Crédito: Nayra Halm/Fotoarena/Estadão Conteúdo

Na terça-feira passada, finalmente, o judiciário brasileiro decidiu o óbvio, o que milhões de brasileiros lúcidos e minimamente bem informados já sabiam há vários anos: que Moro nunca foi verdadeiramente um juiz e sim um mero instrumento de uma operação montada no exterior para derrubar um governo legitimamente eleito, condenar e tornar inelegível um personagem que a atrasada e apátrida oligarquia brasileira considerava seu inimigo maior: Lula.

Esta farsa se transformou na maior tragédia da nossa história: expôs de forma inequívoca a fragilidade do país como nação. Temos consciência, hoje, que somos muito menos do que pensávamos. Senão, como explicar que depois de 27 meses de um desgoverno genocida, Bolsonaro possa, ainda, ter o apoio de um terço da população, de mais de 70 milhões de brasileiros?

A gente conhece as mazelas da nossa história: o genocídio dos povos indígenas, séculos de escravidão, o eixo central da economia voltado para os interesses forâneos: pau brasil, açúcar, ouro, depois café. Exportar para transferir nossa renda para as potências coloniais e enriquecer uma elite atrasada, predadora, que nunca teve um projeto de nação.

Instituições débeis: um Congresso eleito pelo poder econômico com suas três bancadas do mal: da bala, do boi e da bíblia. Um judiciário altamente corporativo, pleno de privilégios, verdadeira “caixa preta”, uma casta umbilicalmente ligada e a serviço de uma deplorável elite escravagista.

Nas nove décadas pós República Velha, poucos governos fizeram o país avançar: 19 anos da era Getúlio, cinco anos do “avançar 50 anos em 5” de JK e 15 anos de Lula/Dilma, um período progressista de governos de centro-esquerda. Mais nada. Por mais de 50 anos tivemos a mediocridade de um Gaspar Dutra, mais de duas décadas de ditadura militar, o breve populismo enganoso de um Jânio Quadros e de um Collor de Melo. E, também, oito anos de FHC, um perverso ciclo marcado por criminosas privatizações lesivas ao interesse nacional.

A direita brasileira conseguiu o que queria: afastar Lula e destruir a imagem do PT. O problema é que as escolhas feitas e os equívocos cometidos foram tão demasiados que surgem indícios sutis, é verdade, de que marchamos para um novo rompimento institucional.
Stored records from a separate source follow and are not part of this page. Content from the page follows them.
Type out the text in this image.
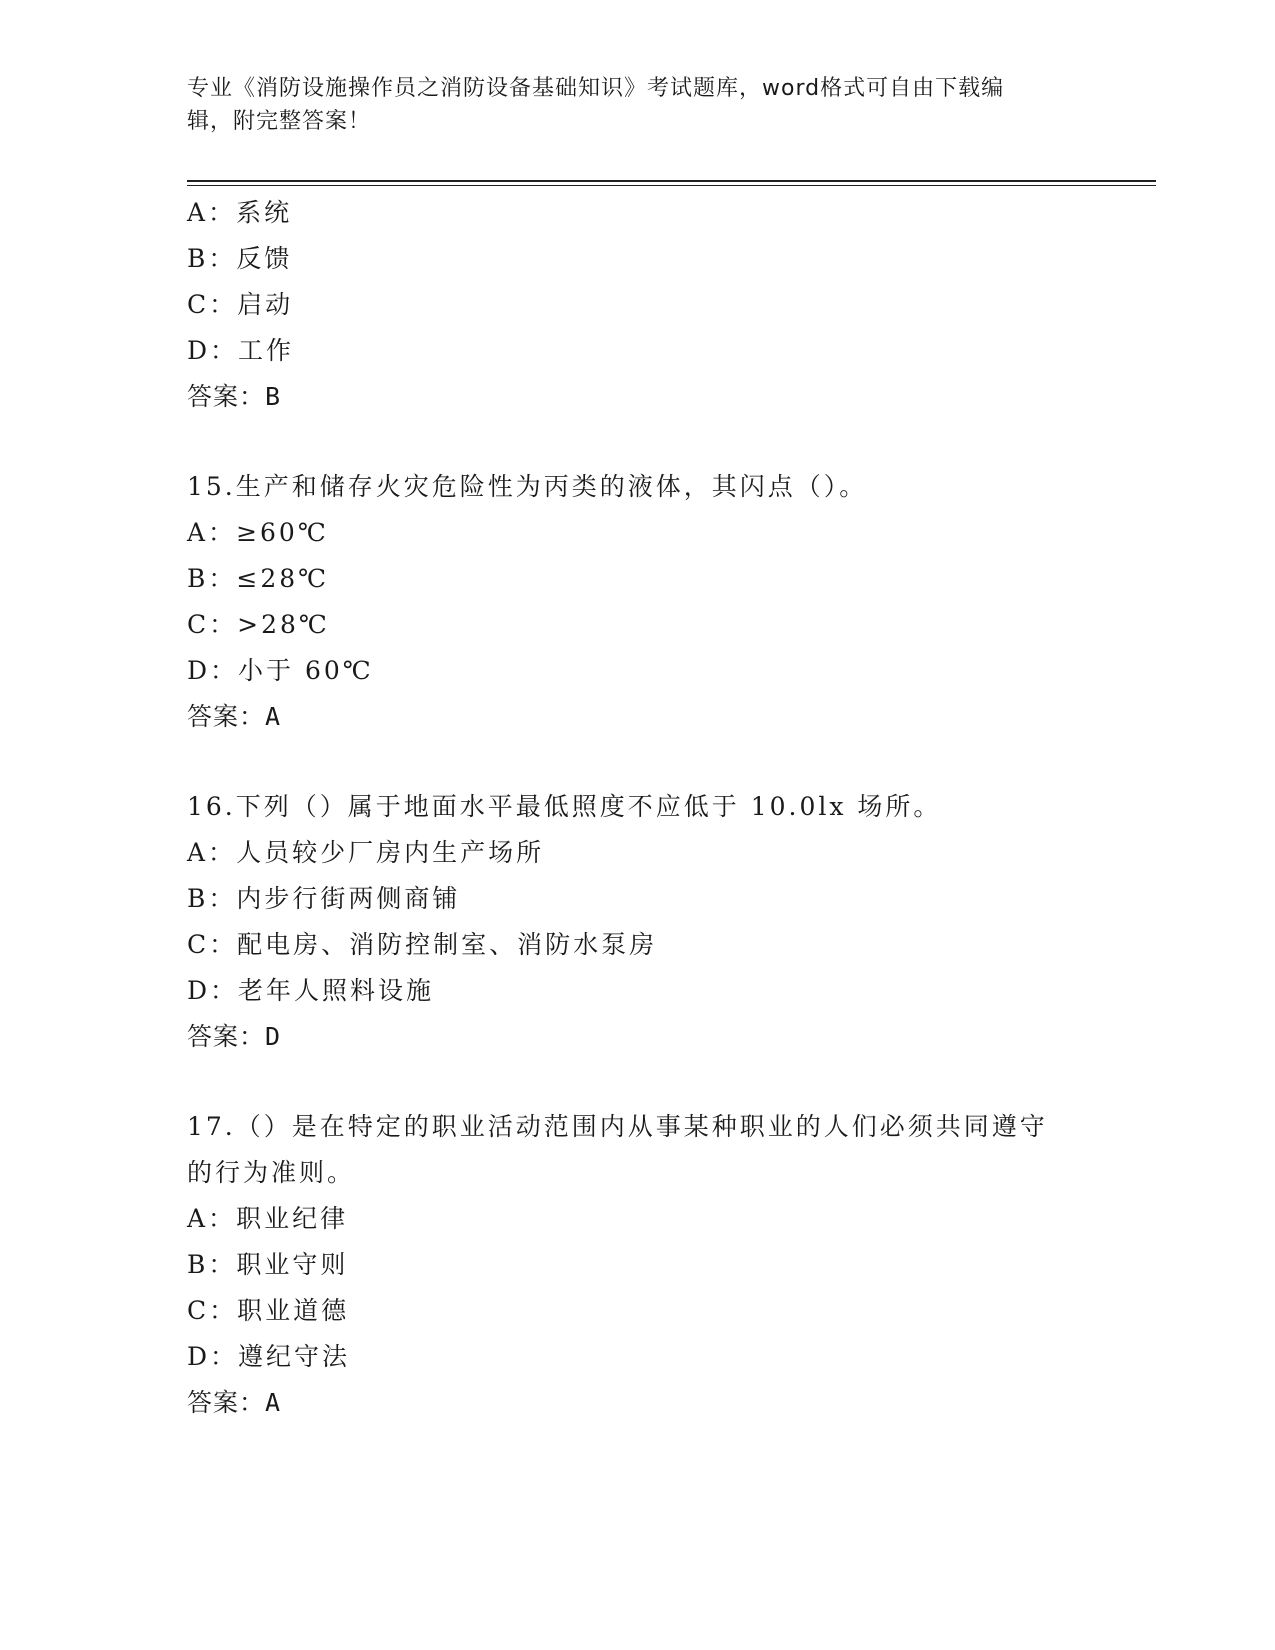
专业《消防设施操作员之消防设备基础知识》考试题库，word格式可自由下载编
辑，附完整答案！
A：系统
B：反馈
C：启动
D：工作
答案：B
15.生产和储存火灾危险性为丙类的液体，其闪点（）。
A：≥60℃
B：≤28℃
C：>28℃
D：小于 60℃
答案：A
16.下列（）属于地面水平最低照度不应低于 10.0lx 场所。
A：人员较少厂房内生产场所
B：内步行街两侧商铺
C：配电房、消防控制室、消防水泵房
D：老年人照料设施
答案：D
17.（）是在特定的职业活动范围内从事某种职业的人们必须共同遵守
的行为准则。
A：职业纪律
B：职业守则
C：职业道德
D：遵纪守法
答案：A
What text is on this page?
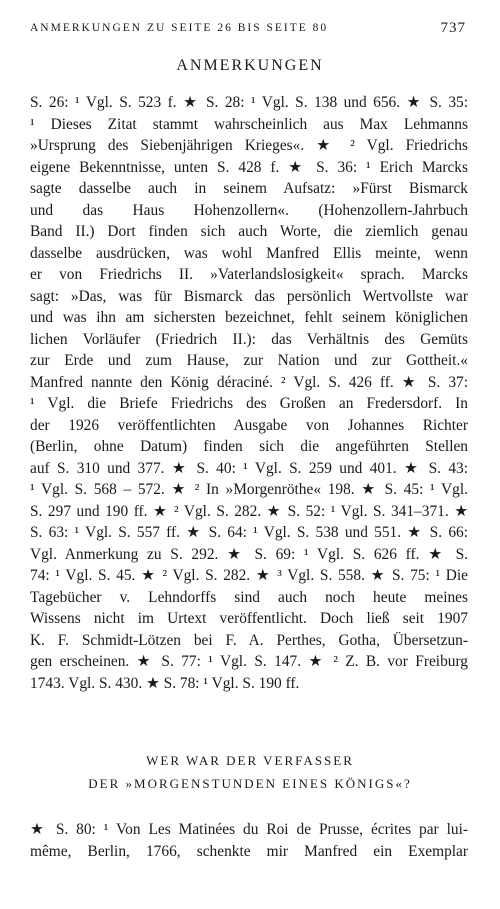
ANMERKUNGEN ZU SEITE 26 BIS SEITE 80	737
ANMERKUNGEN
S. 26: ¹ Vgl. S. 523 f. ★ S. 28: ¹ Vgl. S. 138 und 656. ★ S. 35:
¹ Dieses Zitat stammt wahrscheinlich aus Max Lehmanns
»Ursprung des Siebenjährigen Krieges«. ★ ² Vgl. Friedrichs
eigene Bekenntnisse, unten S. 428 f. ★ S. 36: ¹ Erich Marcks
sagte dasselbe auch in seinem Aufsatz: »Fürst Bismarck
und das Haus Hohenzollern«. (Hohenzollern-Jahrbuch
Band II.) Dort finden sich auch Worte, die ziemlich genau
dasselbe ausdrücken, was wohl Manfred Ellis meinte, wenn
er von Friedrichs II. »Vaterlandslosigkeit« sprach. Marcks
sagt: »Das, was für Bismarck das persönlich Wertvollste war
und was ihn am sichersten bezeichnet, fehlt seinem königlichen
lichen Vorläufer (Friedrich II.): das Verhältnis des Gemüts
zur Erde und zum Hause, zur Nation und zur Gottheit.«
Manfred nannte den König déraciné. ² Vgl. S. 426 ff. ★ S. 37:
¹ Vgl. die Briefe Friedrichs des Großen an Fredersdorf. In
der 1926 veröffentlichten Ausgabe von Johannes Richter
(Berlin, ohne Datum) finden sich die angeführten Stellen
auf S. 310 und 377. ★ S. 40: ¹ Vgl. S. 259 und 401. ★ S. 43:
¹ Vgl. S. 568 – 572. ★ ² In »Morgenröthe« 198. ★ S. 45: ¹ Vgl.
S. 297 und 190 ff. ★ ² Vgl. S. 282. ★ S. 52: ¹ Vgl. S. 341–371. ★
S. 63: ¹ Vgl. S. 557 ff. ★ S. 64: ¹ Vgl. S. 538 und 551. ★ S. 66:
Vgl. Anmerkung zu S. 292. ★ S. 69: ¹ Vgl. S. 626 ff. ★ S.
74: ¹ Vgl. S. 45. ★ ² Vgl. S. 282. ★ ³ Vgl. S. 558. ★ S. 75: ¹ Die
Tagebücher v. Lehndorffs sind auch noch heute meines
Wissens nicht im Urtext veröffentlicht. Doch ließ seit 1907
K. F. Schmidt-Lötzen bei F. A. Perthes, Gotha, Übersetzun-
gen erscheinen. ★ S. 77: ¹ Vgl. S. 147. ★ ² Z. B. vor Freiburg
1743. Vgl. S. 430. ★ S. 78: ¹ Vgl. S. 190 ff.
WER WAR DER VERFASSER
DER »MORGENSTUNDEN EINES KÖNIGS«?
★ S. 80: ¹ Von Les Matinées du Roi de Prusse, écrites par lui-
même, Berlin, 1766, schenkte mir Manfred ein Exemplar
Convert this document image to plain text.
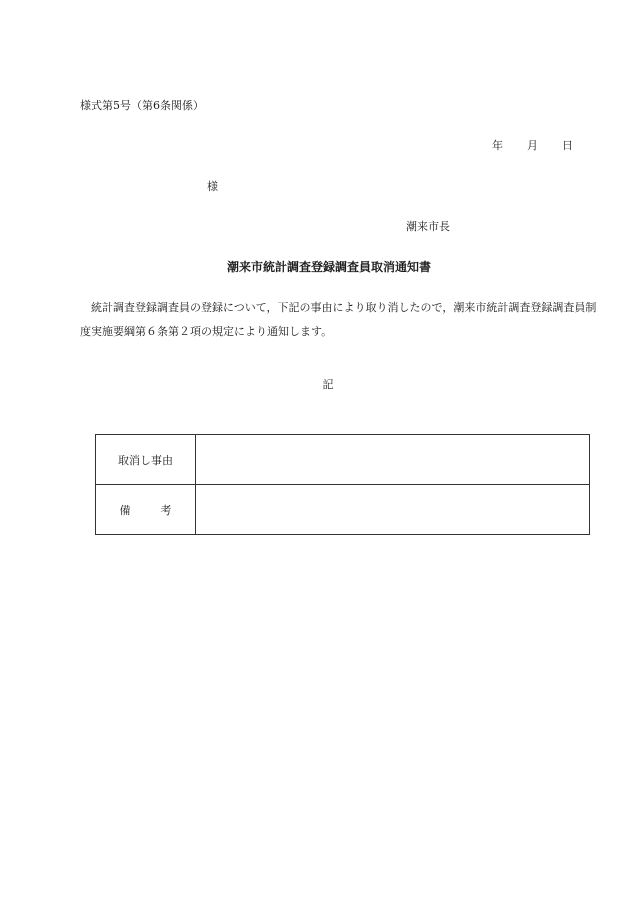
様式第5号（第6条関係）
年 月 日
様
潮来市長
潮来市統計調査登録調査員取消通知書
統計調査登録調査員の登録について，下記の事由により取り消したので，潮来市統計調査登録調査員制度実施要綱第６条第２項の規定により通知します。
記
取消し事由	
備 考	
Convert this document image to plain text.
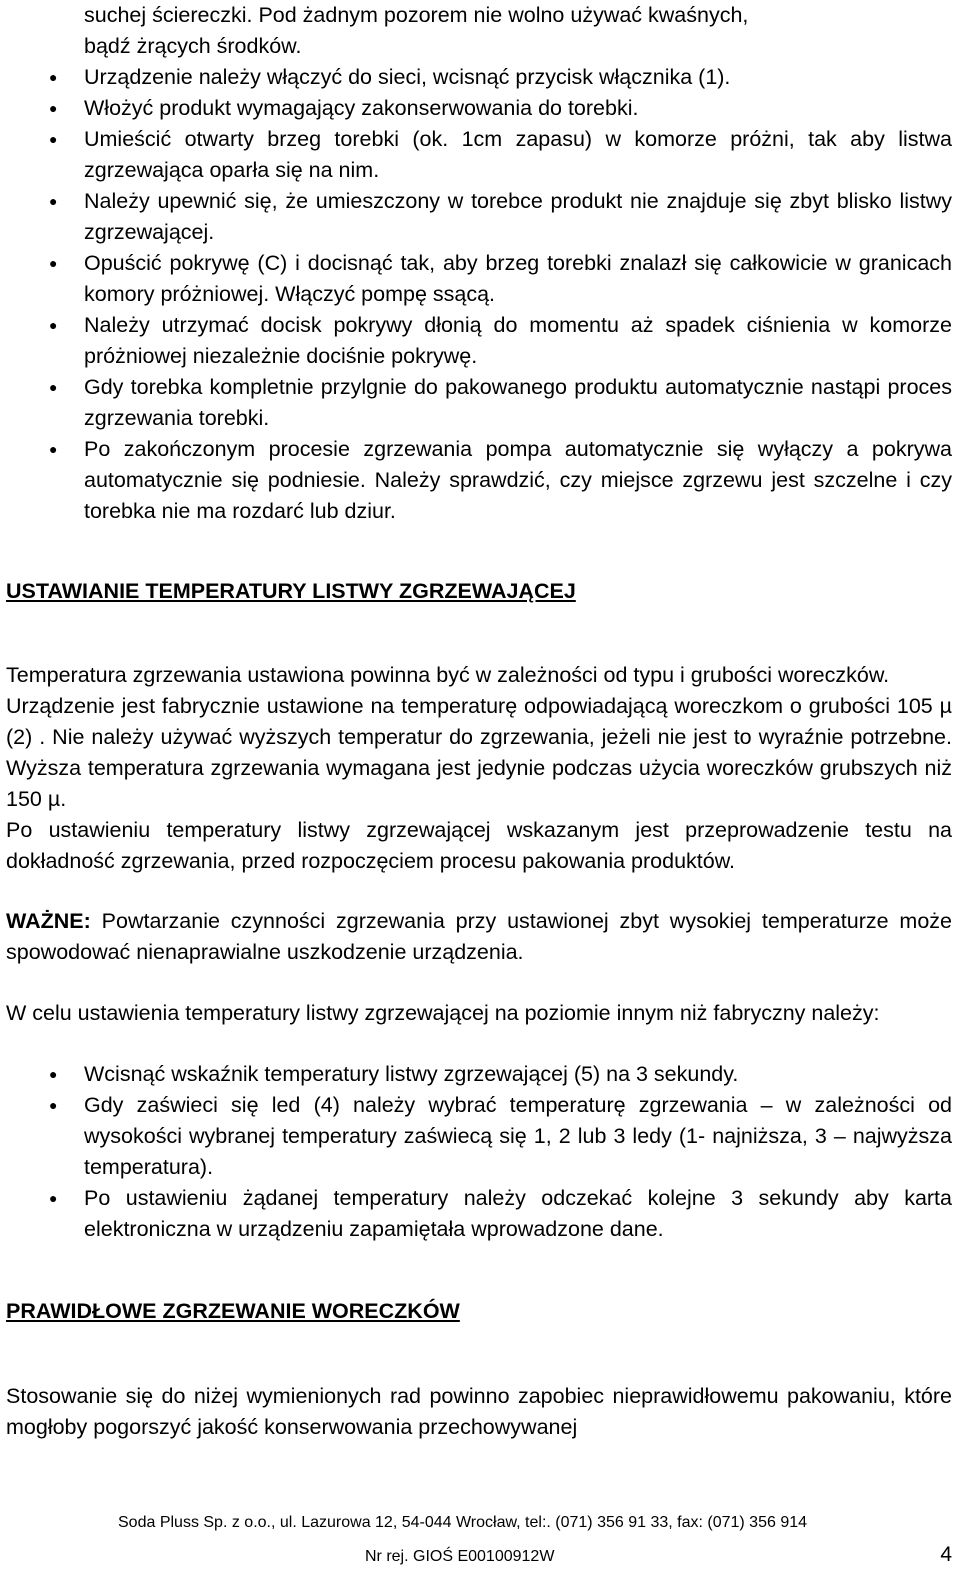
suchej ściereczki. Pod żadnym pozorem nie wolno używać kwaśnych,
bądź żrących środków.
● Urządzenie należy włączyć do sieci, wcisnąć przycisk włącznika (1).
● Włożyć produkt wymagający zakonserwowania do torebki.
● Umieścić otwarty brzeg torebki (ok. 1cm zapasu) w komorze próżni, tak aby listwa zgrzewająca oparła się na nim.
● Należy upewnić się, że umieszczony w torebce produkt nie znajduje się zbyt blisko listwy zgrzewającej.
● Opuścić pokrywę (C) i docisnąć tak, aby brzeg torebki znalazł się całkowicie w granicach komory próżniowej. Włączyć pompę ssącą.
● Należy utrzymać docisk pokrywy dłonią do momentu aż spadek ciśnienia w komorze próżniowej niezależnie dociśnie pokrywę.
● Gdy torebka kompletnie przylgnie do pakowanego produktu automatycznie nastąpi proces zgrzewania torebki.
● Po zakończonym procesie zgrzewania pompa automatycznie się wyłączy a pokrywa automatycznie się podniesie. Należy sprawdzić, czy miejsce zgrzewu jest szczelne i czy torebka nie ma rozdarć lub dziur.
USTAWIANIE TEMPERATURY LISTWY ZGRZEWAJĄCEJ

Temperatura zgrzewania ustawiona powinna być w zależności od typu i grubości woreczków.

Urządzenie jest fabrycznie ustawione na temperaturę odpowiadającą woreczkom o grubości 105 µ (2) . Nie należy używać wyższych temperatur do zgrzewania, jeżeli nie jest to wyraźnie potrzebne. Wyższa temperatura zgrzewania wymagana jest jedynie podczas użycia woreczków grubszych niż 150 µ.

Po ustawieniu temperatury listwy zgrzewającej wskazanym jest przeprowadzenie testu na dokładność zgrzewania, przed rozpoczęciem procesu pakowania produktów.

WAŻNE: Powtarzanie czynności zgrzewania przy ustawionej zbyt wysokiej temperaturze może spowodować nienaprawialne uszkodzenie urządzenia.

W celu ustawienia temperatury listwy zgrzewającej na poziomie innym niż fabryczny należy:

● Wcisnąć wskaźnik temperatury listwy zgrzewającej (5) na 3 sekundy.
● Gdy zaświeci się led (4) należy wybrać temperaturę zgrzewania – w zależności od wysokości wybranej temperatury zaświecą się 1, 2 lub 3 ledy (1- najniższa, 3 – najwyższa temperatura).
● Po ustawieniu żądanej temperatury należy odczekać kolejne 3 sekundy aby karta elektroniczna w urządzeniu zapamiętała wprowadzone dane.
PRAWIDŁOWE ZGRZEWANIE WORECZKÓW

Stosowanie się do niżej wymienionych rad powinno zapobiec nieprawidłowemu pakowaniu, które mogłoby pogorszyć jakość konserwowania przechowywanej

Soda Pluss Sp. z o.o., ul. Lazurowa 12, 54-044 Wrocław, tel:. (071) 356 91 33, fax: (071) 356 914
Nr rej. GIOŚ E00100912W	4
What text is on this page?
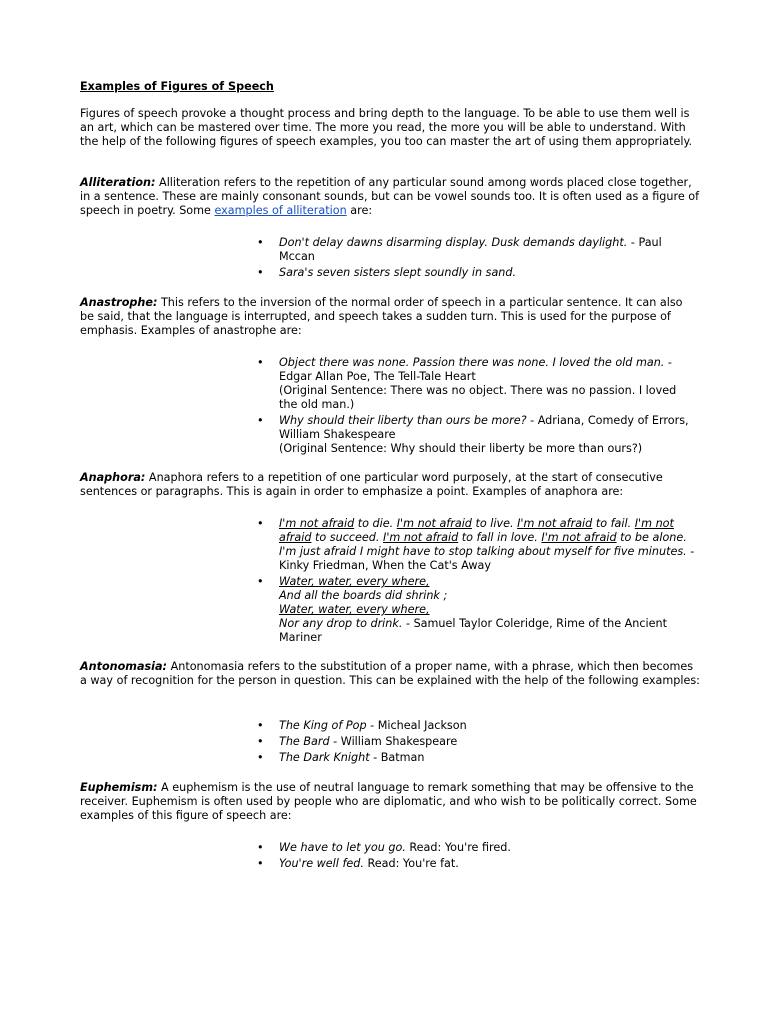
Examples of Figures of Speech
Figures of speech provoke a thought process and bring depth to the language. To be able to use them well is an art, which can be mastered over time. The more you read, the more you will be able to understand. With the help of the following figures of speech examples, you too can master the art of using them appropriately.
Alliteration: Alliteration refers to the repetition of any particular sound among words placed close together, in a sentence. These are mainly consonant sounds, but can be vowel sounds too. It is often used as a figure of speech in poetry. Some examples of alliteration are:
• Don't delay dawns disarming display. Dusk demands daylight. - Paul Mccan
• Sara's seven sisters slept soundly in sand.
Anastrophe: This refers to the inversion of the normal order of speech in a particular sentence. It can also be said, that the language is interrupted, and speech takes a sudden turn. This is used for the purpose of emphasis. Examples of anastrophe are:
• Object there was none. Passion there was none. I loved the old man. - Edgar Allan Poe, The Tell-Tale Heart
(Original Sentence: There was no object. There was no passion. I loved the old man.)
• Why should their liberty than ours be more? - Adriana, Comedy of Errors, William Shakespeare
(Original Sentence: Why should their liberty be more than ours?)
Anaphora: Anaphora refers to a repetition of one particular word purposely, at the start of consecutive sentences or paragraphs. This is again in order to emphasize a point. Examples of anaphora are:
• I'm not afraid to die. I'm not afraid to live. I'm not afraid to fail. I'm not afraid to succeed. I'm not afraid to fall in love. I'm not afraid to be alone. I'm just afraid I might have to stop talking about myself for five minutes. - Kinky Friedman, When the Cat's Away
• Water, water, every where,
And all the boards did shrink ;
Water, water, every where,
Nor any drop to drink. - Samuel Taylor Coleridge, Rime of the Ancient Mariner
Antonomasia: Antonomasia refers to the substitution of a proper name, with a phrase, which then becomes a way of recognition for the person in question. This can be explained with the help of the following examples:
• The King of Pop - Micheal Jackson
• The Bard - William Shakespeare
• The Dark Knight - Batman
Euphemism: A euphemism is the use of neutral language to remark something that may be offensive to the receiver. Euphemism is often used by people who are diplomatic, and who wish to be politically correct. Some examples of this figure of speech are:
• We have to let you go. Read: You're fired.
• You're well fed. Read: You're fat.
O primeiro equívoco foi a escolha do sucessor: nada podia ser pior do que Bolsonaro. Um ex-tenente do exército, que por pouco não foi expulso da corporação por graves trapalhadas cometidas, deputado federal medíocre, sem nenhuma experiência em cargos executivos, ligado ao que de pior existe no baixo clero da lamentável política carioca, despreparado, grosseiro, tosco, sem condições para exercer sequer o cargo de prefeito de uma prefeitura do interior.

A banca financeira colocou no Ministério da Economia um quadro de sua confiança, um economista de biografia opaca, para fazer o que devia: reduzir salários e direitos dos trabalhadores, destruir as carreiras dos servidores públicos, privatizar, entregar o pré-sal, esquartejar a Petrobras, vender a preço de banana o patrimônio nacional, dentre outras barbaridades.

O total descaso do seu presidente no enfrentamento da pandemia na compra da vacina acelerou o contágio e o número de mortes, provocando uma forte reação popular: enquanto que no mundo a Covid-19 recua, aqui, nos últimos dois meses, avança e é hoje uma tragédia nacional sem precedentes. O panelaço de terça, que ecoou forte, é prova disso. O momento exige medidas expansionistas, keynesianas, difíceis de serem tomadas por quem, como o Guedes e equipe, rezam e professam uma rígida ortodoxia neoliberal. O governo está perdido, paralisado. Tardiamente reconhece que precisa acelerar a vacinação em massa.

As duas decisões que favoreceram Lula nos tribunais superiores, que surpreendeu e alegrou muita gente, não devem ser superestimadas. Decorrem, me parece, da percepção de algumas raras mentes lúcidas do judiciário. Os absurdos cometidos pela Lava Jato, as trapalhadas do TRF4, as claras manipulações dos processos, a escandalosa parcialidade da mídia – flagrada em claro conluio com as autoridades que devem acusar e julgar – levou a uma situação de total desmoralização, de descrédito do chamado 3° poder. Esta modesta reviravolta é o início de uma tímida mea-culpa.

Eu não acredito, a história não deixa nenhuma dúvida de que lado o judiciário sempre esteve. Pavões togados. Não trocaria nenhum deles por um tostão furado.